• mercredi 20 juin • 19H00
    Grand Théâtre d'Angers

ANDROMAQUE OU LE COMBAT POUR L’HUMANITÉ

De Jean Racine - Compagnie Anastasis

Metteur en scène Anne Delbée – Assistant David Gravenhorst – Avec Emilie Delbée, Valentin Fruitier, Mickaël Winum, Laure Portier, Emmanuel Barrouyer, Esther Moreau, Larrio Ekson, Stanislas Perrin, Arthur Campardon – Scénographes Vincent Lievore, Dominika Griesgraber, Abel Orain – Costumes Christian Lacroix, Mine Barral Vergez – Musique Patrick Najean – Lumières et régisseur général Abdénor Mezlef

Durée : 2h20 – à partir de 12 ans

 

LA PIÈCE

Les restes d’un mur éventré. Un mur de marbre blanc. Un plateau de cendres noires d’où émergent des sculptures à moitié renversées, décapitées. La civilisation a été détruite. La guerre a fait son œuvre.

Pyrrhus doit épouser Hermione, la fille du roi de Sparte Ménélas et d’Hélène, mais il tombe amoureux d’Andromaque, sa captive, veuve d’Hector tué pendant la guerre de Troie.

Oreste, ambassadeur des Grecs, vient demander en leur nom la mort du fils d’Andromaque, redoutant que celui-ci puisse un jour vouloir se venger de la défaite de Troie. Mais le réel motif de ce déplacement pour Oreste est de revoir Hermione dont il est épris.

Andromaque et son enfant, se retrouvent au centre de l’arène fumante.

Andromaque telle une lionne qui défend son petit va résister jusqu’au bout avec ses seules armes : La parole.

 

 

NOTE D’INTENTION

Pourquoi remonter Andromaque ?

Je l’ai mise en scène des dizaines de fois, j’ai joué le rôle-titre que je transmets aujourd’hui.

Atteindre enfin LA mise en scène à laquelle je n’ai cessé de travailler au détour de chaque vers du poète de vingt-huit ans qui osa jeter ce brûlot en plein XVIIème siècles.

Cette pièce, essentielle car elle fait entendre Jean Racine comme le poète ultime d’aujourd’hui.

Le plus contemporain qui nous hurle avec toute l’insolence de la jeunesse l’urgence de nous redresser, de vivre debout, et de sauver telle Andromaque cette humanité en déshérence engluée dans la dérision, l’imbécillité consentie et le mépris de l’autre au service des modes.

Enfin la Tragédie ! Cela devient rare sur les plateaux de théâtre.

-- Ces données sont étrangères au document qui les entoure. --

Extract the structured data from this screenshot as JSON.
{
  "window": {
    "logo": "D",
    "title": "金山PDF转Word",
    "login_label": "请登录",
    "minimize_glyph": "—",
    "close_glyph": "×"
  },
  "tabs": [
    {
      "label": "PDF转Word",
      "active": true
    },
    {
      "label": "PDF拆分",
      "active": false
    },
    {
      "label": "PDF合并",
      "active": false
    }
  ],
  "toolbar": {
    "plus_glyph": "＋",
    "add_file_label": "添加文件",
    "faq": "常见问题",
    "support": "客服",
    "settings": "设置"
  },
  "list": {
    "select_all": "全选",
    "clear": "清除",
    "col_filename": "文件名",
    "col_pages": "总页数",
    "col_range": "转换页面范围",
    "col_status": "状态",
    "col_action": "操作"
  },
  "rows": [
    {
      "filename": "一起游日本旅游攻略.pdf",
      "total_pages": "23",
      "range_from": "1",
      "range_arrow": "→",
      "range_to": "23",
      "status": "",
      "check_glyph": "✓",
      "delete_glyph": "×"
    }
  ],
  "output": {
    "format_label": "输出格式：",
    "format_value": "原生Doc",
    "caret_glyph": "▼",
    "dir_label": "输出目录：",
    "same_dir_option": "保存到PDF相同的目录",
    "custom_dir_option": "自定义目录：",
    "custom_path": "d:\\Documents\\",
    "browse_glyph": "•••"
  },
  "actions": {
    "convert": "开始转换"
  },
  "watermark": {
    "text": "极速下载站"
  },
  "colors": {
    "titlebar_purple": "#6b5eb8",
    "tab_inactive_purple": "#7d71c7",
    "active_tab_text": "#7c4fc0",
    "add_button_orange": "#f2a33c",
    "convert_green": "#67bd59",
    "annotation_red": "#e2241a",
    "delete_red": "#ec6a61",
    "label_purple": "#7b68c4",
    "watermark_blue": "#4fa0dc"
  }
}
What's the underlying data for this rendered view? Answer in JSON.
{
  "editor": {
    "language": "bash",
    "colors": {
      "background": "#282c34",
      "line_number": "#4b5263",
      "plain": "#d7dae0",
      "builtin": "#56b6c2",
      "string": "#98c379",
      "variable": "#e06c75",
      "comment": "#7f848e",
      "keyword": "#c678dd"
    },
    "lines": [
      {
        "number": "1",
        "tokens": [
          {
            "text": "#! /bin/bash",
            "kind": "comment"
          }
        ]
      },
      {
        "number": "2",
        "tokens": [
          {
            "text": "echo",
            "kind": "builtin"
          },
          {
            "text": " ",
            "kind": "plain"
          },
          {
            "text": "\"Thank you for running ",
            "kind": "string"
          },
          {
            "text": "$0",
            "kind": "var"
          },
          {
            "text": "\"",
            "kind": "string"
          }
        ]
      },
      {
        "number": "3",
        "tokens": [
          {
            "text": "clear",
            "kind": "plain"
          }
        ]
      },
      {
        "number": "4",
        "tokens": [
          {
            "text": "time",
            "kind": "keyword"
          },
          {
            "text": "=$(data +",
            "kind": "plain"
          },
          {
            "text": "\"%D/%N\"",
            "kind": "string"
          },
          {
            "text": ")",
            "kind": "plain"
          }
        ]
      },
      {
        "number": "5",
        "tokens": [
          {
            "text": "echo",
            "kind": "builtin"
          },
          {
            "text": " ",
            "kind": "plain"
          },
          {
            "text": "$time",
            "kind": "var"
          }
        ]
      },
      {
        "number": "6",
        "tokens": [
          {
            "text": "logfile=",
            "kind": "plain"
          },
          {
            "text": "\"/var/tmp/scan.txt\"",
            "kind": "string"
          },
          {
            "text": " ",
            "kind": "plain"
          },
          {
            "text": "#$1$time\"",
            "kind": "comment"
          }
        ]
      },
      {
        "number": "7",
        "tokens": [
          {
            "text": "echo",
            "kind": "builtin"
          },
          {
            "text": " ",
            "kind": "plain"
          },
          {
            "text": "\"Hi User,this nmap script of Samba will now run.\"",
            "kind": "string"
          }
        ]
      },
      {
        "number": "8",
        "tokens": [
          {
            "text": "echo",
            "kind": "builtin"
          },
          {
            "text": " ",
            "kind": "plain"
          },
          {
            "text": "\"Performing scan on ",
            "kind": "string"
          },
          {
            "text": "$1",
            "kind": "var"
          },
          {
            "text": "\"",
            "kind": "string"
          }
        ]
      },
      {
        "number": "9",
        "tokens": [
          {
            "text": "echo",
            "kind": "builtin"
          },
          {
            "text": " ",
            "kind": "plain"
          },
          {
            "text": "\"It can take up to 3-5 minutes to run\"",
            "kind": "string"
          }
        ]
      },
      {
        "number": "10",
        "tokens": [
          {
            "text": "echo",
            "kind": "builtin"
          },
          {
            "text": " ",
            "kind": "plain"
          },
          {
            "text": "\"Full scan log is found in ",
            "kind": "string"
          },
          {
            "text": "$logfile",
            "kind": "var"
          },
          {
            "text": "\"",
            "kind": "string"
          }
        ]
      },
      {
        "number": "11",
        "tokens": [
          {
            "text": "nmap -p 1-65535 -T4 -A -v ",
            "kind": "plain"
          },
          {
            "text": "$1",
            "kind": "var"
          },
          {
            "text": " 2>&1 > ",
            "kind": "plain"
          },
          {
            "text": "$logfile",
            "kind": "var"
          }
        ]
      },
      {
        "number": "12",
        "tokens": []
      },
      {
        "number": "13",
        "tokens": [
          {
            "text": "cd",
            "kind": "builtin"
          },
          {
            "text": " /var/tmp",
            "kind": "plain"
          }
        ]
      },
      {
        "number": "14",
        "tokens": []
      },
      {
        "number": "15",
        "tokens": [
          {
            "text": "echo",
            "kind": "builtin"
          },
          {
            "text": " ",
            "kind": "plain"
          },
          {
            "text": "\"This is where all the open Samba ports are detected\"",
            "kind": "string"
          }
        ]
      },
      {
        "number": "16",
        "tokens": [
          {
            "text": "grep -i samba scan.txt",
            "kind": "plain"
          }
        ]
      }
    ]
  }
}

La Tragédie, le témoignage incandescent de l’être humain qui se dresse même solitaire pour dire non à la Barbarie. Car la Tragédie n’est pas triste _ Au contraire elle est l’acte lumineux d’une renaissance.

J’ai réuni neuf acteurs fous de Tragédie que j’ai le privilège de faire travailler. Une nouvelle génération de tragédiens, une jeunesse avide de démesure, de folies, de Racine.

Témoignage d’une transmission qui fait partie de l’histoire du théâtre.